La Bibliothèque régionale "Bruno Salvadori" d’Aoste accueillera une conférence singulière intitulée « Proust et la musique », portée par la voix raffinée d’Annick Polin, agrégée de Lettres Classiques et enseignante certifiée en Histoire des Arts. Une intervenante reconnue pour sa capacité à tisser des liens subtils entre les arts, dans ce qu’elle appelle des parcours croisés — où les frontières entre littérature, musique et peinture s’effacent au profit d’une expérience immersive.
L’univers de Marcel Proust est, plus que tout autre peut-être, une symphonie d’évocations, une mosaïque où les sensations deviennent langage. Dans À la Recherche du temps perdu, la musique n’est jamais un simple décor : elle est mémoire, révélation, langage intime du sentiment. Des œuvres réelles — comme les compositions de Wagner, Chopin ou Fauré — y croisent des créations imaginaires, telles que la célèbre sonate de Vinteuil, miroir d’un monde intérieur.

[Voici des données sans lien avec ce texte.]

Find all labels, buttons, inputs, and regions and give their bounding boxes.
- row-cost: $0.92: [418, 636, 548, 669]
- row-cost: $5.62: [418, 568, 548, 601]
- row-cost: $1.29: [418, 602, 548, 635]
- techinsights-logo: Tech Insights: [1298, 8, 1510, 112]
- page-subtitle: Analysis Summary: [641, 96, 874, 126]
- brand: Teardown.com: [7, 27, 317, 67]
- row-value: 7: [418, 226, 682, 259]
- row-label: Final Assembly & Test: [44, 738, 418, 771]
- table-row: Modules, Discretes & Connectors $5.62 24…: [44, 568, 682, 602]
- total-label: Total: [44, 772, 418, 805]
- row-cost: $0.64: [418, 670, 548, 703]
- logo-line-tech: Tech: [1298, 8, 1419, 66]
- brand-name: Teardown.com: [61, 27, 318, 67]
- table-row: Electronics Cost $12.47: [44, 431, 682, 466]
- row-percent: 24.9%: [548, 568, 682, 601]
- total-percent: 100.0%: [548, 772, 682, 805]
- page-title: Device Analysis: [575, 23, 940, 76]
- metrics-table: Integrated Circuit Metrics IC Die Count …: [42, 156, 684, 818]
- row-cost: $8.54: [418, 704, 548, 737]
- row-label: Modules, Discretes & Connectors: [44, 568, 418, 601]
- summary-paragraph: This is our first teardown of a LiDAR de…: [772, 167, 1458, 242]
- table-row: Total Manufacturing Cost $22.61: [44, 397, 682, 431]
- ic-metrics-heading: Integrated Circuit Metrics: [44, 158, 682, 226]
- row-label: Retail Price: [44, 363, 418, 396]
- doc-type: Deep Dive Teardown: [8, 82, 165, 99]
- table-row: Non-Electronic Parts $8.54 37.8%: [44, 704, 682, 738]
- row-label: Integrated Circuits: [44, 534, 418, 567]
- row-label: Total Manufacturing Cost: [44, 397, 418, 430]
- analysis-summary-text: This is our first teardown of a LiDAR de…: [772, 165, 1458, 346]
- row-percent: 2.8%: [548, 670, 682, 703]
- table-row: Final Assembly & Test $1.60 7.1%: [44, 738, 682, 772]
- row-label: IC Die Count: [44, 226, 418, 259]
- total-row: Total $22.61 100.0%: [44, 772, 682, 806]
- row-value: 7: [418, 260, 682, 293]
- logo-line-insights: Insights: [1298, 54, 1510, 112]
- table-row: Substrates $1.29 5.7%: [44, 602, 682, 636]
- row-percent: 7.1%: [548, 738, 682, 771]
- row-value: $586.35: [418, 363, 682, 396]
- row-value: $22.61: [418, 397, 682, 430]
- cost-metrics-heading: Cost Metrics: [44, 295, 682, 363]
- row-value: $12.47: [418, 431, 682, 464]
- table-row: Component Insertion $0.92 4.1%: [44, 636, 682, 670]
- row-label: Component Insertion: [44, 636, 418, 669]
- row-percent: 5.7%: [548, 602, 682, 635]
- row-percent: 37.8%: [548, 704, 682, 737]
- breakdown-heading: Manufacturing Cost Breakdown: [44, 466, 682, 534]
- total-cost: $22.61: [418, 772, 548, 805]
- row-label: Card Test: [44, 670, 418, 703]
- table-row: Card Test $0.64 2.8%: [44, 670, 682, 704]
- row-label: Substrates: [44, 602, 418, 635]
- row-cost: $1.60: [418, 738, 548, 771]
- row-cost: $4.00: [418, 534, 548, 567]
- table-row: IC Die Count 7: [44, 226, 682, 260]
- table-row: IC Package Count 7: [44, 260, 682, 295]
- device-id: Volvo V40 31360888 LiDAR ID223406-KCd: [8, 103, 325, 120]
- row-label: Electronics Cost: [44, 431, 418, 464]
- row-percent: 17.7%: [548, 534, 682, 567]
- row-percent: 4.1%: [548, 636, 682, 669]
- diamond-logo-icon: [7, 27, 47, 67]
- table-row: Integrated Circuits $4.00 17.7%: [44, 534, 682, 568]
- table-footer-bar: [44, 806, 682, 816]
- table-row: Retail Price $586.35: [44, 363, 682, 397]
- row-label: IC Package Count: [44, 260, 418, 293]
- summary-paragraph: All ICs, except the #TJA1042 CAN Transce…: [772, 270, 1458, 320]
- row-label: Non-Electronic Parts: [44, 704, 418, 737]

Proust n’était pas musicien, mais son oreille était fine, et son regard sur la musique d’une justesse presque analytique. Il perçoit en elle une forme de temps pur, non linéaire, capable de raviver l’oubli et de transcender le réel. Le rôle de la réminiscence — qu’on retrouve dans la fameuse scène de la madeleine — trouve son écho dans ces instants où une phrase musicale ranime un amour, une douleur, ou une lumière oubliée.
Annick Polin explore ces dimensions avec sensibilité, s’appuyant sur une riche iconographie et des extraits choisis pour mettre en lumière les correspondances que Proust tisse entre les arts. On pense ici à Baudelaire et à ses correspondances symbolistes, mais aussi à la manière dont Kandinsky ou Debussy — contemporains de Proust — cherchaient eux aussi à exprimer l’indicible par des formes fluides et abstraites.
Dans cette conférence, il ne s’agit donc pas seulement d’analyser un texte littéraire, mais d’entrer dans une expérience esthétique, une promenade intérieure. Le roman proustien devient une partition, où chaque mot, chaque silence, chaque image se fait note, rythme ou timbre. C’est un voyage à travers le temps, mais surtout à travers soi.
L’événement s’inscrit dans une dynamique culturelle précieuse pour la Vallée d’Aoste, entre ouverture internationale et valorisation de la pensée critique. Proust et la musique, c’est aussi une manière de rappeler combien les grandes œuvres sont toujours des croisements d’influences et d’émotions, et combien la littérature, loin d’être figée, dialogue encore aujourd’hui avec nos sensibilités les plus profondes.